Steigern, das sollte sich der 37-Jährige während des Turniers gewiss. Nach Zittersieg in Runde zwei gegen den Franzosen Can Akkuzu in der Verlängerung des Entscheidungssatzes zeigte sich der Düsseldorfer am Samstag im Achtelfinale gegen den Engländer Liam Pitchford (4:2) und im Viertelfinale gegen den Österreicher Daniel Habesohn (4:0) schon sicherer. "Ich bin deshalb eigentlich guter Dinge ins Finale gegangen, dort dann aber im ersten Durchgang überrolt wurden", spielte Boll auf den schnellen 0:1-Rückstand gegen den Mühlhäuser Bundesligaprofi Ionescu an, der hier in Alicante u. a. den Titelverteidiger Emmanuel Lebesson, Vladimir Samsonov und Kristian Karlsson aus dem Turnier geworfen hatte. "Da war die Sicherheit dann wieder etwas weg. Wichtig war dann, ihm den zweiten Satz zu stehlen. Er ist ein Hop- oder Top-Spieler, da muss man einfach die Ruhe bewahren."

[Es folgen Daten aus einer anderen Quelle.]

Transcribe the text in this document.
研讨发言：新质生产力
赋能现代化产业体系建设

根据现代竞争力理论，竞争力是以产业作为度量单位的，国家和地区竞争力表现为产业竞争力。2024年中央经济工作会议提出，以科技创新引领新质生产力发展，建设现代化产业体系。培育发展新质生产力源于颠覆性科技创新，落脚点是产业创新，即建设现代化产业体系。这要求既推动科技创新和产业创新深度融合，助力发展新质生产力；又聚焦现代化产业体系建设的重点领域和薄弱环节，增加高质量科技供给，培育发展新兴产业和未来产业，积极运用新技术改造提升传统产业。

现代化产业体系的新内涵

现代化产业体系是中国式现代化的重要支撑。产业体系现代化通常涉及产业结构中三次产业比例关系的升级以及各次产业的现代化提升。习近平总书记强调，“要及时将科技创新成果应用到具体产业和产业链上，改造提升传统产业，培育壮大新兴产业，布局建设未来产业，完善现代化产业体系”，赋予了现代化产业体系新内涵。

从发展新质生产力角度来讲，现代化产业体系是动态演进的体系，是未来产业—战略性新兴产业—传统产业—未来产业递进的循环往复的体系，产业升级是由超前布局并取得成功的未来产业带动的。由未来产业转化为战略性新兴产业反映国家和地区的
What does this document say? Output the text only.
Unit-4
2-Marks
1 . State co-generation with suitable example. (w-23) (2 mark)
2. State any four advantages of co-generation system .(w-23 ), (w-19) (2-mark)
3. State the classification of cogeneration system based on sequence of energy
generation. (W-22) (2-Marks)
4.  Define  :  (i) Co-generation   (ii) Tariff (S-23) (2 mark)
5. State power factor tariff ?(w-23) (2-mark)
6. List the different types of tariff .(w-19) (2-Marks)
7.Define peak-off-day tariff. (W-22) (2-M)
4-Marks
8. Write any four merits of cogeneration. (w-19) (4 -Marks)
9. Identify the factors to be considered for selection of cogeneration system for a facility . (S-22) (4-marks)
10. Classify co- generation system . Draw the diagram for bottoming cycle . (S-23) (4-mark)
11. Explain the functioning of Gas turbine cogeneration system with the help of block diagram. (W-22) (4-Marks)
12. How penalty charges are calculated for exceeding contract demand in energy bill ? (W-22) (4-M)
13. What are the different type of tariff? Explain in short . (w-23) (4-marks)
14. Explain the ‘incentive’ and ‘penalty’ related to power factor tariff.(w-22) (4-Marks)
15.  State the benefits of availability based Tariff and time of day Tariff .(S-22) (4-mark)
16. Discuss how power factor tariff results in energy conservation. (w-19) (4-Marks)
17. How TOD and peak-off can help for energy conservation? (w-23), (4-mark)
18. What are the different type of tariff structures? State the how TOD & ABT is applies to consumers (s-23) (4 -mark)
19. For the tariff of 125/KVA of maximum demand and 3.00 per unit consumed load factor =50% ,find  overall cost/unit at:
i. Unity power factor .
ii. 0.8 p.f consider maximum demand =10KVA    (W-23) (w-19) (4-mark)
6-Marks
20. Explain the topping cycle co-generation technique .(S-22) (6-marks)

"Nicht mehr damit gerechnet, noch mal Europameister zu werden"
Mit Blick auf das gesamte Turnier habe er "manches Spiel gedreht" (siehe Absatz zum Halbfinale gegen Patrick Franziska), "die Vorzeichen standen eher auf Erstrunden-Aus, aber ich habe mich reingewurschtelt." Seine Skepsis vor der EM sei keine Tiefstapelei gewesen, sondern seine ehrliche Meinung, wenn er sich an Comebacks nach Knieverletzungen in der Vergangenheit erinnere. Zudem habe der Hesse in der Trainingswoche vor dem Turnier noch fast jedes Spiel im Training verloren, sei von den Kollegen schon ausgelacht worden. "Die Automatismen waren weg. Ich bin jemand, der nicht so schnell braucht, um wieder reinzukommen. Dass es so schnell geht, hätte ich nicht gedacht."
Zuletzt hatte Boll 2012 im dänischen Herning ganz oben auf dem Treppchen gestanden, damals den Kroaten Tan Riuwu im Endspiel geschlagen, den ersten EM-Titel im Einzel 2002 nach Finalsieg über Kalinikos Kreanga geholt. "Ich habe nicht mehr damit gerechnet, noch mal Europameister zu werden. Ich bin froh und dankbar, dass das geklappt hat. Ich weiß, wie schnell es vorbei sein kann. Es macht mir immer noch Spaß. Ich hoffe, dass ich noch eine Weile weiterspielen kann."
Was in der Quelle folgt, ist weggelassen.